The story resonated with me in many ways. I recalled when I had a similar experience after a visit to a supermarket in my hometown in Northern Mexico. As I unloaded my groceries onto the conveyor belt, I was approached by a group of playful kids from an ethnic minority. It didn’t surprise me, what did was the fact that they joyfully asked if I could buy them some school material. No cash, candies, or chips, but pencils and paper to play around. I was significantly moved, and I told each one of them to grab a notebook, a pencil and some colours. The happiness of the kids was evident, and when I drove back three hours later, they were still on the sidewalk having fun with their notebooks. But more than happiness, as the book narrates, these things represent possibility, illusion, and hope. They represent the chance of a better tomorrow, that for many young generations around the world seems so distant. And they definitely show us that we have a lot of work to do.
Pencils of Promise actively tackles this work it guided by three principles that are core of the for-profit sector more than of the traditional charity: transparency, efficiency, and accountability. Pencils of Promise publishes its financials online, and proactively works to maximize the ratio of dollars that go into their core activities by reducing administrative expenses, which often consume a big chunk of the resources of non-profit organizations. The approach has worked, and so far, Pencils of Promise has had a 100% success rate according to their reports, meaning that “every school we’ve opened to date is fully operational and educating students daily”, something that every educational organisation should take note of.
The fact that Pencils of Promise has achieved such success in an industry where others haven’t (and are often criticized because of it) is a clear indicator that instead of shunning each other, the for-profit and non-profit systems could conjointly adopt principles that would help them develop and grow. In the book, Braun narrates how he came with the “for purpose” or “profitable purpose” concept, after meeting with a venture capitalist in a New York City rooftop, who according to him, changed the whole tone of the conversation after hearing that he ran a nonprofit organization. “I realized the phrase nonprofit does a massive disservice to the broader industry. It’s the only industry that introduces itself with the word non”, says Braun. And he is right. The title “non-profit” is both disarming and it distinctly points out the separation that has historically existed between the for-profit and non-profit worlds, as if it was trying to point out that making money was something that they are proud of “not making”. It’s hard to blame them for trying to mark this distance, based on all the scandals that many corporations have protagonized since we have memory. For-profit was related with greed while non-profit was related with charity. However, as Pencils of Promise has shown, the non-profit industry would benefit immensely by applying a for-profit principles framework in their operation, enabling the organisation to have a higher impact and improve significantly more lives in the process, and that beyond this, it has the potential of helping steer a whole movement based on the merger of profit and purpose, which is what we call now social enterprise: Companies trying to make impact but also looking to be sustainable. Companies and organisations that show that you can do well by doing good.

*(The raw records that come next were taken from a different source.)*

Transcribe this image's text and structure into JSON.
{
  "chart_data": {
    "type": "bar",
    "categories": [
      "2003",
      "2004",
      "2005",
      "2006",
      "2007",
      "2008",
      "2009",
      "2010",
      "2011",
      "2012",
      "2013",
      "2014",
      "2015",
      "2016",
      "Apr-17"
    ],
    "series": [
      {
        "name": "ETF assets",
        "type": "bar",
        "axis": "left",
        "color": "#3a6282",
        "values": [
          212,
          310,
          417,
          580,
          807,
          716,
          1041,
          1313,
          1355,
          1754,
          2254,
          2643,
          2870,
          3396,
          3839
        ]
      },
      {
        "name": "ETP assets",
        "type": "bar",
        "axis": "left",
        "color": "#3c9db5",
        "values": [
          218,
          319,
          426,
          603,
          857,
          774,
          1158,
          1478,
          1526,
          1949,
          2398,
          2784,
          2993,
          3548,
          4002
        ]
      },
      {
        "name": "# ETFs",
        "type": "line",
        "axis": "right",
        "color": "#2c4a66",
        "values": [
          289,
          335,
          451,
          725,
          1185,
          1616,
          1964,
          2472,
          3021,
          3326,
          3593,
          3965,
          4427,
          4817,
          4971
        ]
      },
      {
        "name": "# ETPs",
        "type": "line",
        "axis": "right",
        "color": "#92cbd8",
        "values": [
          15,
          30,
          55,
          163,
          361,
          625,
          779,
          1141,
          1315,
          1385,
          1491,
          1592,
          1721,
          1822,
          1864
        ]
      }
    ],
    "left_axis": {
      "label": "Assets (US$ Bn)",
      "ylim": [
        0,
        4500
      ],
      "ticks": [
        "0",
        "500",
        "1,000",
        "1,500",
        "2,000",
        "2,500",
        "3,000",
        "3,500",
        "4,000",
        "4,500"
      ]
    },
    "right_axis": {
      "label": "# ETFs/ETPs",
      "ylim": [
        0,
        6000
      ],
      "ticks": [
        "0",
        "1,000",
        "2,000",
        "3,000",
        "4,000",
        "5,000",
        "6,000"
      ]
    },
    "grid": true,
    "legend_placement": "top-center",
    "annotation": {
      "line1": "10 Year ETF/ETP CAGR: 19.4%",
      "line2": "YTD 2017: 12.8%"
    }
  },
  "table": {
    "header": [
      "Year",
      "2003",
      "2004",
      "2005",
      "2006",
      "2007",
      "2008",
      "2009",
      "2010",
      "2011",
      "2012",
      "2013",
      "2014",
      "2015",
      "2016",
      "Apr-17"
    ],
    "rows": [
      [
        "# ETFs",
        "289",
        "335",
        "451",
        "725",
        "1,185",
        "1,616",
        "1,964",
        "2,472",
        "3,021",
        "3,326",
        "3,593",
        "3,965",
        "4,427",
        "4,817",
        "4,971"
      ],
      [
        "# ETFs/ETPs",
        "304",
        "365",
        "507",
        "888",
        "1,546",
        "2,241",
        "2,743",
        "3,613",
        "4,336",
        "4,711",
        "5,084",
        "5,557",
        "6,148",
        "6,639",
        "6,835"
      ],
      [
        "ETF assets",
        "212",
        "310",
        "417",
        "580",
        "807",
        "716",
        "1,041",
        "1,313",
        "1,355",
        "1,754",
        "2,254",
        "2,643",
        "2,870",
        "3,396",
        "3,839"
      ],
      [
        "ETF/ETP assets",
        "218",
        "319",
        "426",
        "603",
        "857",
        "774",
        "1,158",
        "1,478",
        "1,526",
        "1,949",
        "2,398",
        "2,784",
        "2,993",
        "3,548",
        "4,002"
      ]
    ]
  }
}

In summary, the book is a great account of the author’s quest for meaning and purpose. Pencils of Promise is not only a successful case study for both non-profit and for-profit organizations about how to lead a purpose-driven organisation, but mostly, a chronicle for all of us in a journey for passion and fulfillment, which demonstrates that, as financier Ray Chambers (quoted in the book) said, “Bliss does not come from materials or possessions, it comes from fulfilling one’s purpose in this existence”.